Insofern ist das eine etwas unterrepräsentierte Seite unter den 19 Tracks, wobei relativierend einzuwenden ist, dass das beim dazugehörigen Film nicht wahnsinnig überrascht. Vielleicht ist da aber dann auch der Kardinalsfehler eines gelungenen und vor allem sehr konstanten Soundtracks zu suchen, nämlich dass er nach der brillanten Eröffnung nicht wirklich oder zumindest zu selten zu seinen Höhepunkten findet. Dafür ist die Arbeit des US-Amerikaners etwas zu zurückhaltend und auf Spannungsaufbau bedacht. Nur muss man eingestehen, dass dieser Spannungsaufbau nur sporadisch gelingt und zum anderen entlädt sich die Spannung dann eben nie. Auf einer gewissen Ebene ist das einer der sympathischen Züge des Scores, dass er sich vom aufgeblasenen, theatralischen Klimax fernhält. Andererseits fehlt der Musik zu "American Beauty" aus offensichtlichen und verständlichen Gründen jeder Zugang zu etwas Meditativem oder Kontemplativem, das ruhige Monotonie in der Hinsicht rechtfertigen würde.
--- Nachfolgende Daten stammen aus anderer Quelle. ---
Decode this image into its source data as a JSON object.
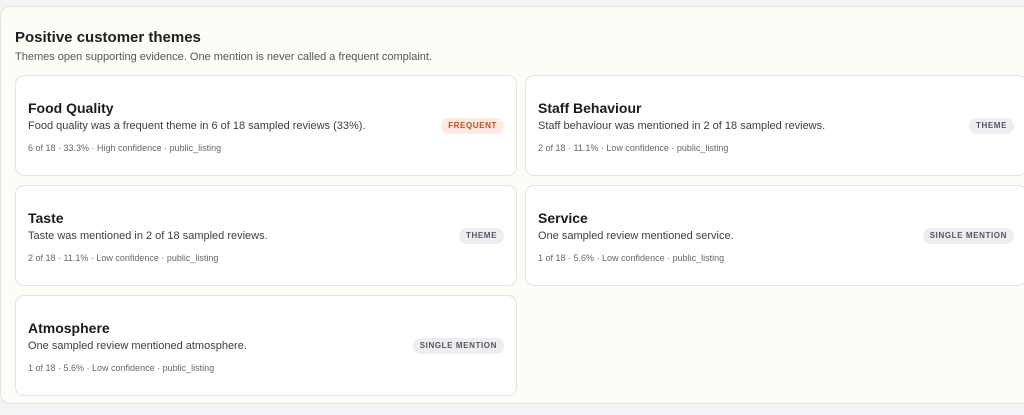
{
  "section": {
    "title": "Positive customer themes",
    "subtitle": "Themes open supporting evidence. One mention is never called a frequent complaint."
  },
  "colors": {
    "panel_bg": "#fdfcf6",
    "frequent_badge_bg": "#fdebe2",
    "frequent_badge_text": "#c04a1f",
    "neutral_badge_bg": "#eeeef2",
    "neutral_badge_text": "#555562"
  },
  "themes": [
    {
      "title": "Food Quality",
      "description": "Food quality was a frequent theme in 6 of 18 sampled reviews (33%).",
      "meta": "6 of 18 · 33.3% · High confidence · public_listing",
      "badge": "FREQUENT"
    },
    {
      "title": "Staff Behaviour",
      "description": "Staff behaviour was mentioned in 2 of 18 sampled reviews.",
      "meta": "2 of 18 · 11.1% · Low confidence · public_listing",
      "badge": "THEME"
    },
    {
      "title": "Taste",
      "description": "Taste was mentioned in 2 of 18 sampled reviews.",
      "meta": "2 of 18 · 11.1% · Low confidence · public_listing",
      "badge": "THEME"
    },
    {
      "title": "Service",
      "description": "One sampled review mentioned service.",
      "meta": "1 of 18 · 5.6% · Low confidence · public_listing",
      "badge": "SINGLE MENTION"
    },
    {
      "title": "Atmosphere",
      "description": "One sampled review mentioned atmosphere.",
      "meta": "1 of 18 · 5.6% · Low confidence · public_listing",
      "badge": "SINGLE MENTION"
    }
  ]
}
Und so bleibt einem dann etwas, was ohne jeden Zweifel starke Arbeit ist, aber dann doch eine Enttäuschung bereithält. Doch positiv denkender Mensch, der ich nun einmal bin, sei hier zum Abschluss das zu drei Viertel volle Glas im Fokus, das dieser Soundtrack nun einmal ist. Insofern: Chapeau Thomas Newman, so einiges richtig gemacht.